Николай, с трудом расстегнув шинель, забрался на доски, покрытые каким–то тряпьём. Непривычное тепло разлилось по всему телу, дошло до ног, согрело руки. И даже раненая рука, словно в признательность за такую благодать, ныла не так сильно. Подложив под голову вещевой мешок и шапку, закрыл глаза и почти сразу заснул. Долго спать не получилось. Всё тело зудело. Не открывая глаз, понял: насекомые. Местные или из Челябинска с ним едут? А тут, почувствовав тепло, добрались до солдатской кровушки. Спустившись с нар и подойдя к печке, разделся до исподнего, благо тепло. Долго тряс одежду над пышущей жаром печкой.
– Полностью скидывай одёжу, – скомандовал сидящий поодаль дежурный. – Иначе не вытряхнешь всех! На печку кидай их, на печку!
– Делать нечего, разденусь! – не глядя на собеседника, согласился Николай. – Эти твари нам ещё на фронте жизнь отравляли. Бывало, бани ждёшь, как манны небесной! А тут–то они откуда взялись?
– Люда всякого в дороге много. Намедни, не знаем как, мальчонка беспризорный к нам прибился. Забился за ящики и сидит. Уже на ходу его заметили. Выловили, накормили. Глядим, как чесоточный, ходуном весь ходит. Присмотрелись, а на нём аж тряпье от этой самой животины шевелится. Вытрясти–то заставили, да, видно, и нам досталось этого добра.
– Куда ж вы дели мальчонку, неужели высадили?
– А то! В Омске патрулю сдали, чтобы в детский приёмник определил. Мальцу лет десять. Нечего одному блыкаться! А ты откуда путь держишь, – без перехода обратился он к Николаю.
– Из госпиталя еду.
– Так вижу, что не из санатория! Воевал–то где?
– Закончил под Сталинградом.
– Под Сталинградом? Капут там фрицам! Слышал?
– Слышал, слышал! Как такую новость не услышать! Теперь, наверняка, погоним немца!
– Погоним, как же не погнать! А ты, солдат, в каких войсках служил?
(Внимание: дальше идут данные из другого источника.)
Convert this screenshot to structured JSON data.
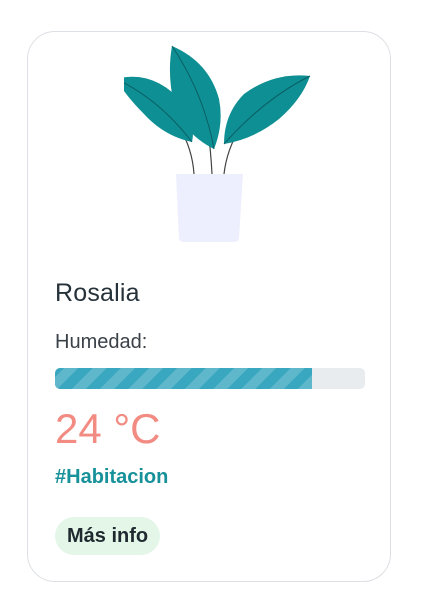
{
  "plant": {
    "name": "Rosalia",
    "humidity_label": "Humedad:",
    "humidity_level_percent": 83,
    "temperature": "24 °C",
    "tag": "#Habitacion",
    "more_button_label": "Más info",
    "image_icon": "potted-plant-icon"
  },
  "colors": {
    "progress_fill": "#3aa7c0",
    "temperature": "#f28b82",
    "tag": "#17919a",
    "button_bg": "#e4f6e8",
    "leaf": "#0e8f94",
    "pot": "#eeeffe"
  }
}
– В танковых. Механиком–водителем танка.
– Ишь ты! Тяжёлая у тебя служба, опасная. Сколько людей в танках живьём сгорело.
– И я горел. Повезло! Успевали с ребятами выскочить.
– Да, дела! И не обгорели?
– Лёгкими ожогами отделывались. Комбинезон да шлем спасали. Рукам больше всего доставалось. В медсанбате, бывало, сестричка смажет их мазью, забинтует,
через несколько дней снова ты в строю. Нас даже из части в госпиталь не отправляли.
– Это хорошо, что без последствий! Да ты садись, всё одно не заснёшь теперь, – подкладывая в печь дрова, пригласил истопник. – Как звать–то тебя?
– Николай.
– А меня Иваном кличут.
В скупых отблесках огня высветилось его лицо: мужик, как мужик! Лицо, хоть и изрядно обросло щетиной, совсем молодое. «И что же он не на фронте? Лет тридцать, поди, не больше», – подумал Николай, а в душе неожиданно зародилось чувство отчуждения и даже враждебности к сидящему рядом с ним молодому и здоровому на вид человеку. Продолжать разговор уже не хотелось. Собеседник, то ли почувствовав что–то, то ли погрузившись в свои мысли, тоже примолк.
Николай смотрел на огонь, вслушивался в стук вагонных колёс, и показалось ему на мгновенье, что не колёса это стучат, а гремят гусеницы его танка, преодолевающего бугры и канавы. Вокруг пылает в огне деревня, а он, согнувшись, жмёт на рычаги, но никак не может достичь того места, где ждёт его мальчонка с грустным недетским взглядом…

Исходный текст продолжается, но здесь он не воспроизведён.